FBI: Reported Hate Crimes Up in 2006
Reported hate crimes jumped significantly last year as prosecutions declined.
Nov. 19, 2007— -- After hitting a decade-low in 2005, the number of hate crimes reported to law enforcement agencies last year jumped nearly 8 percent, FBI statistics show.
The 7.7 percent increase means hate crime offenses reported in 2006 rose to 9,080, compared with 8,380 incidents the previous year. The number of incidents reported in 2005 was the lowest reported in a decade, according to the FBI.
One potential reason for last year's increase could be that almost 200 additional law enforcement agencies from around the country reported statistics for the year.
According to the FBI, 51.8 percent of the reported hate crimes were motivated by a racial bias, almost 20 percent showed a religious bias, 15.5 percent of the crimes involved a sexual orientation bias and 12 percent demonstrated bias based on ethnicity or national origin.

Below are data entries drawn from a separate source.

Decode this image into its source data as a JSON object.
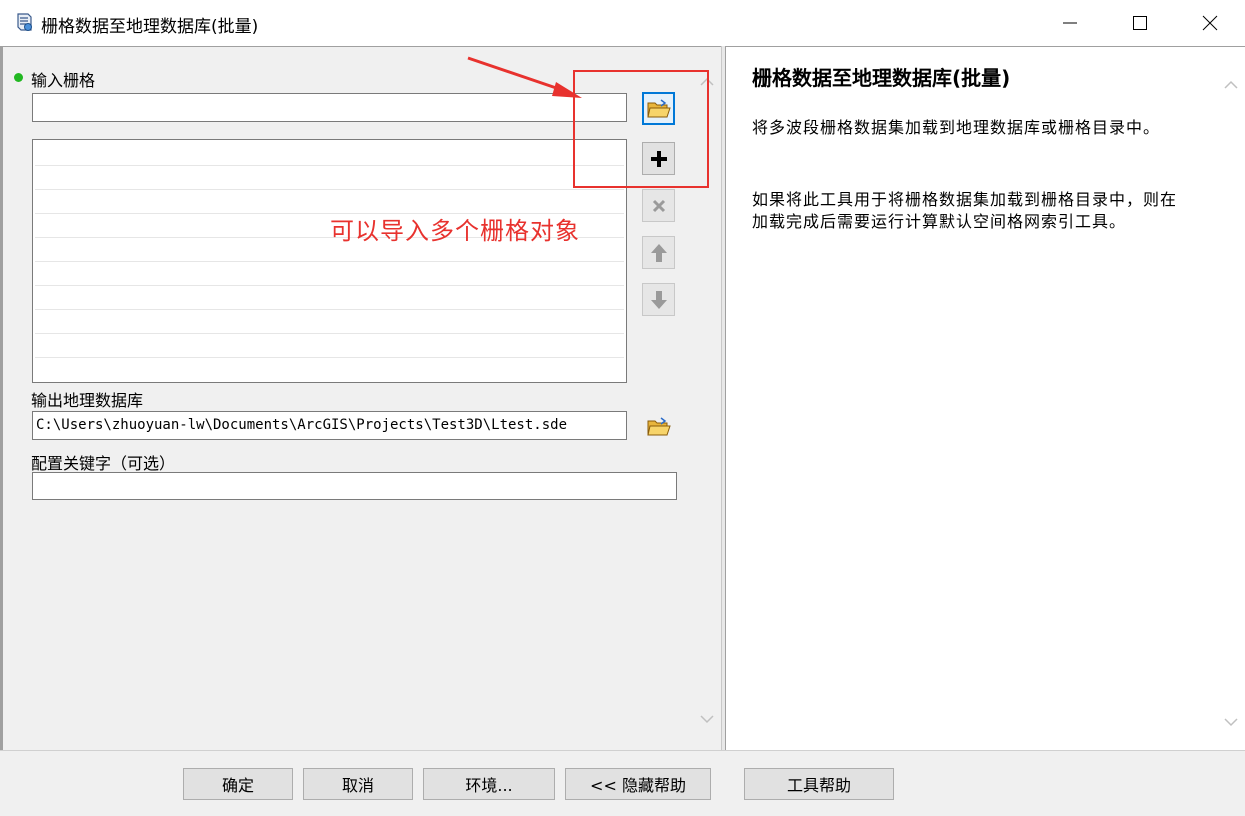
{
  "window": {
    "title": "栅格数据至地理数据库(批量)",
    "controls": {
      "minimize": "—",
      "maximize": "☐",
      "close": "✕"
    }
  },
  "form": {
    "input_raster": {
      "label": "输入栅格",
      "value": "",
      "required_indicator_color": "#22b822"
    },
    "list_rows": [
      "",
      "",
      "",
      "",
      "",
      "",
      "",
      "",
      "",
      ""
    ],
    "output_gdb": {
      "label": "输出地理数据库",
      "value": "C:\\Users\\zhuoyuan-lw\\Documents\\ArcGIS\\Projects\\Test3D\\Ltest.sde"
    },
    "config_keyword": {
      "label": "配置关键字（可选）",
      "value": ""
    }
  },
  "side_buttons": {
    "browse": "folder-open-icon",
    "add": "plus-icon",
    "remove": "x-icon",
    "move_up": "arrow-up-icon",
    "move_down": "arrow-down-icon"
  },
  "annotation": {
    "text": "可以导入多个栅格对象",
    "color": "#e8322e"
  },
  "help": {
    "title": "栅格数据至地理数据库(批量)",
    "paragraphs": [
      "将多波段栅格数据集加载到地理数据库或栅格目录中。",
      "如果将此工具用于将栅格数据集加载到栅格目录中，则在加载完成后需要运行计算默认空间格网索引工具。"
    ]
  },
  "buttons": {
    "ok": "确定",
    "cancel": "取消",
    "environments": "环境...",
    "hide_help": "<< 隐藏帮助",
    "tool_help": "工具帮助"
  }
}
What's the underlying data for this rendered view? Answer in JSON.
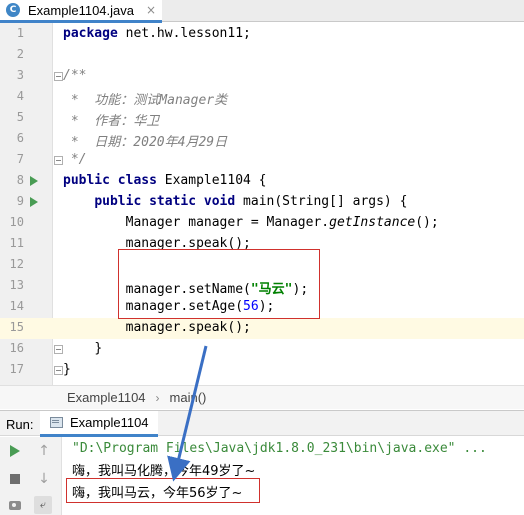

Previous Justice Department analyses indicated the number of hate crime offenses are underreported to police. A 2005 victimization study by the Bureau of Justice Statistics, analyzing data from July 2000 to December 2003, found "an average of 191,000 hate crime incidents involving one or more victims occurred annually."
That report, based on interviews with more than 77,000 people annually and the FBI's figures, determined that only 44 percent of hate crimes were reported to police.
"The nearly 8 percent rise in the number of hate crimes is obviously of concern, but the truth is that the FBI's data severely undercount the number of hate crimes each year," Heidi Beirich, director of research for the Southern Poverty Law Center's Intelligence Project told ABC News.
The reported increase comes months after a recent spate of noose incidents around the United States, which occurred following the prosecution and controversy surrounding the Jena Six. In that case, six black teenagers were charged in the beating of a white student in Jena, La.
Focus on the Jena Six intensified after three white students from Jena High School were not prosecuted for hanging a noose from a tree on the high school grounds. But after beating a white student, who was not responsible for the noose hanging, the local prosecutor charged the six black youths with attempted murder. Those charges were later reduced to aggravated assault.